While it’s ironical that Modi was a long-time member of the RSS, an organisation that was banned after Gandhi’s assassination in 1948, what has riled people even more is the NYT’s decision to give space to Modi to talk about peace even as restrictions are still in place in Kashmir, mobile and internet services remain suspended and reports of human rights violations are being published almost every day.
Just a day ago, the NYT had published a front-page photo of people crying in Kashmir, captioning it “Misery Grows in Kashmir”.
The 1 October story by Jeffrey Gettleman (with photographs by Atul Loke) documents how the arrests and the lockdown in Kashmir have paralysed everyday life.
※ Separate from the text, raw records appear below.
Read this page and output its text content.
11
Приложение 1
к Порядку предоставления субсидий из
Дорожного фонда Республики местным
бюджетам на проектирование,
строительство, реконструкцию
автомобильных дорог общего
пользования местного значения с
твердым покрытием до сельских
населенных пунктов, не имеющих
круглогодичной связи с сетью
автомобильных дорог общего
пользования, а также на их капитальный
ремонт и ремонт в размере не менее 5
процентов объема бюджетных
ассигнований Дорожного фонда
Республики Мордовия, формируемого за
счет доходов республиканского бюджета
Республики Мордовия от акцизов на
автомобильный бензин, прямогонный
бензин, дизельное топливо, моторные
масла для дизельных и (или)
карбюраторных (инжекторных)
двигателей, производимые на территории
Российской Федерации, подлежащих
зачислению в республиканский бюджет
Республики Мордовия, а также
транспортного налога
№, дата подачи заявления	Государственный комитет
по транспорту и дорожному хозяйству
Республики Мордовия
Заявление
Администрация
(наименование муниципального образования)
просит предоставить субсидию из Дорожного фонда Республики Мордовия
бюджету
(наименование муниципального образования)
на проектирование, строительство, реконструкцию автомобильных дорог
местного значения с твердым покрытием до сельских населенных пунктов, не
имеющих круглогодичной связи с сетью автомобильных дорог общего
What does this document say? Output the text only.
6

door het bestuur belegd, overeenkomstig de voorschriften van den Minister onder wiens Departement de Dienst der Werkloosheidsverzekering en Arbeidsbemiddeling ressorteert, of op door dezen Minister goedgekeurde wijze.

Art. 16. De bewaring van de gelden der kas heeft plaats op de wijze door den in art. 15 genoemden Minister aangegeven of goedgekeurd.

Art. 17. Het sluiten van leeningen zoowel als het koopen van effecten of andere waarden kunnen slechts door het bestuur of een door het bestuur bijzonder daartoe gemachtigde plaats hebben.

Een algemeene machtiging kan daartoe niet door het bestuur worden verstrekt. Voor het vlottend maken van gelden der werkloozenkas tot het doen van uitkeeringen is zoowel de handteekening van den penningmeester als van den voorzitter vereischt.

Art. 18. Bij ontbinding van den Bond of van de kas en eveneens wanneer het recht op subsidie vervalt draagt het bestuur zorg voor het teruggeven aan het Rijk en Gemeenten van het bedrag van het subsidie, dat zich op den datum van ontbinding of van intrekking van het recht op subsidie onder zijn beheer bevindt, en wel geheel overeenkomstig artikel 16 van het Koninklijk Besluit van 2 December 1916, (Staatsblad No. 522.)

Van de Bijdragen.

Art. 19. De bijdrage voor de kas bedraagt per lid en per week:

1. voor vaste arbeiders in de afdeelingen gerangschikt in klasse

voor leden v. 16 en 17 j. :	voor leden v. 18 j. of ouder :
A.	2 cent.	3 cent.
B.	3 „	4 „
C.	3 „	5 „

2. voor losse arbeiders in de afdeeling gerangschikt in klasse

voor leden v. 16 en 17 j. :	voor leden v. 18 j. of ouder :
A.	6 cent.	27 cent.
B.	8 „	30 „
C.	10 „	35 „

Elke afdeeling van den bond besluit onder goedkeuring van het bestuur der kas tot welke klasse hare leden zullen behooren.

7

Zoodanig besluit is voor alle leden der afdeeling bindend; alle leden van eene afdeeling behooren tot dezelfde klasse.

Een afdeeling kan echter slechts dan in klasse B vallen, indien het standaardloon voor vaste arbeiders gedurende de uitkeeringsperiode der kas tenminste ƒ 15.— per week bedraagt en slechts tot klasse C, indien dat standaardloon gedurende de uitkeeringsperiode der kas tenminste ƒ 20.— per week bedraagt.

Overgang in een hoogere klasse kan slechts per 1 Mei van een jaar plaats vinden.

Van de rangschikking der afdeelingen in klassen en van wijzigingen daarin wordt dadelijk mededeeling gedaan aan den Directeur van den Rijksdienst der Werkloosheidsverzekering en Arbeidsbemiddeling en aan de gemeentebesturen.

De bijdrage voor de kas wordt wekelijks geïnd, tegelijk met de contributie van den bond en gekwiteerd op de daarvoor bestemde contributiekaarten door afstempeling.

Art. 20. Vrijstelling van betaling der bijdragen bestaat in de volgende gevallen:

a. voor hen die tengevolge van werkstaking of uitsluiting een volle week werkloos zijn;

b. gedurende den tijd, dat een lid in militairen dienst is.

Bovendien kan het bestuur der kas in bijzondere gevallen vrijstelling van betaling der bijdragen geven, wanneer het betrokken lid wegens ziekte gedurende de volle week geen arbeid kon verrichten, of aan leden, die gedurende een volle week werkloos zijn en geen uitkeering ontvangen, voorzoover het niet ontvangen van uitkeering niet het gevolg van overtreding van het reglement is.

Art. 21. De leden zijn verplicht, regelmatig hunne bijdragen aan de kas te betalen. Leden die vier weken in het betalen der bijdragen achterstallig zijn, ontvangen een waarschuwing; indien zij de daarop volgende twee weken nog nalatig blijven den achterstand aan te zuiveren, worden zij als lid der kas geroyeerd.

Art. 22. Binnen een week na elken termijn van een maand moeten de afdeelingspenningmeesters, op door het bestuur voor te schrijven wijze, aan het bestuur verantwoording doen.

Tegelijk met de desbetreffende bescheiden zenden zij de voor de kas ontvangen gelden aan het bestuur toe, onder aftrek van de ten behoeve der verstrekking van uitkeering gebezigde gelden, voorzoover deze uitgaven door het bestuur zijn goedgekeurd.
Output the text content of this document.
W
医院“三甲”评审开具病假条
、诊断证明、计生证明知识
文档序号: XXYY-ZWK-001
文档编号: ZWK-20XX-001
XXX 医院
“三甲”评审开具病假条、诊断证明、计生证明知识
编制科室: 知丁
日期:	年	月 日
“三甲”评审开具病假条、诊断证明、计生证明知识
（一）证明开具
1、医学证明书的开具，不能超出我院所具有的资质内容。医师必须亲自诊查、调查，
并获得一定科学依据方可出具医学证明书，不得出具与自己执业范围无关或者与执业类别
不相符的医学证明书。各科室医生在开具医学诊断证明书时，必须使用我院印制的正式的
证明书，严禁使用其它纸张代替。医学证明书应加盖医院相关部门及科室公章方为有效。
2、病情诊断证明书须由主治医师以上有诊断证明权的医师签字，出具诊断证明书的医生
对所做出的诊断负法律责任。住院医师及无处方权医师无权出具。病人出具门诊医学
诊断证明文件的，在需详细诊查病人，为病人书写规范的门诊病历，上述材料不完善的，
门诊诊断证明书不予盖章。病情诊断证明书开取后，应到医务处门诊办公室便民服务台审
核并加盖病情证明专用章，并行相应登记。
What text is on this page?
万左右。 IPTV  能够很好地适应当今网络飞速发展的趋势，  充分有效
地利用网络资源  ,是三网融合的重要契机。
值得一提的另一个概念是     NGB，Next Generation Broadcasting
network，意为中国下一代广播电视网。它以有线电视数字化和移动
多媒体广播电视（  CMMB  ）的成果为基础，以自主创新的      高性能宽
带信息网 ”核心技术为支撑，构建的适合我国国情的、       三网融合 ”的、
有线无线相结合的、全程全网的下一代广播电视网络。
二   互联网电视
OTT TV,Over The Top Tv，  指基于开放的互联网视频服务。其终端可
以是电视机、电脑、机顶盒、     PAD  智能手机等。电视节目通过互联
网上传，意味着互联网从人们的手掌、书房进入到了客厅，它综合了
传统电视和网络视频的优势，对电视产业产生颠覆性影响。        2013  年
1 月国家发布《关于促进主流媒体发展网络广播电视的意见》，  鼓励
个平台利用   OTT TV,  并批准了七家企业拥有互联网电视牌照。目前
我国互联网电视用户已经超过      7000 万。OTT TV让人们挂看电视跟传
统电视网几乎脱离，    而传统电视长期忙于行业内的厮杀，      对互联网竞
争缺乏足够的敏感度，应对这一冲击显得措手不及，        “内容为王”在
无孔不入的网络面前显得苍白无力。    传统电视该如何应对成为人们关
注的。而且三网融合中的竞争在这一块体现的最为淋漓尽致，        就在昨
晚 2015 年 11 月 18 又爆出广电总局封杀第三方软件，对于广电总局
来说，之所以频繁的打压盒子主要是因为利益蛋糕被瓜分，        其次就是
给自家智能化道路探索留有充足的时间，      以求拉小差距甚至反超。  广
“Sporadic protests keep breaking out. Security officers blast shotguns and tear gas into crowds. Dozens of demonstrators have been seriously wounded. Many are scared to go to the hospital, fearing they will be arrested. Instead, they stumble into nearby mosques, their faces bloody, their bodies shaking, to be wiped down and bandaged by sympathetic volunteers.”
Others are calling Modi out for the divergence between his policies on Kashmir and his words in the op-ed on Gandhi. Reports say that thousands of people have been detained in Kashmir and HuffPost India’s Betwa Sharma wrote on Wednesday that many of these detentions are in violation of Jammu and Kashmir’s famously draconian laws of arrest and detention.
Safwat Zargar wrote for HuffPost India last month that the Jammu and Kashmir police has been quietly arresting children without a paper trail to hold anyone accountable. He was able to identify at least four such cases. On Tuesday, a J&K high court committee said in a report that 144 children, including a nine-year-old, have been detained since early August.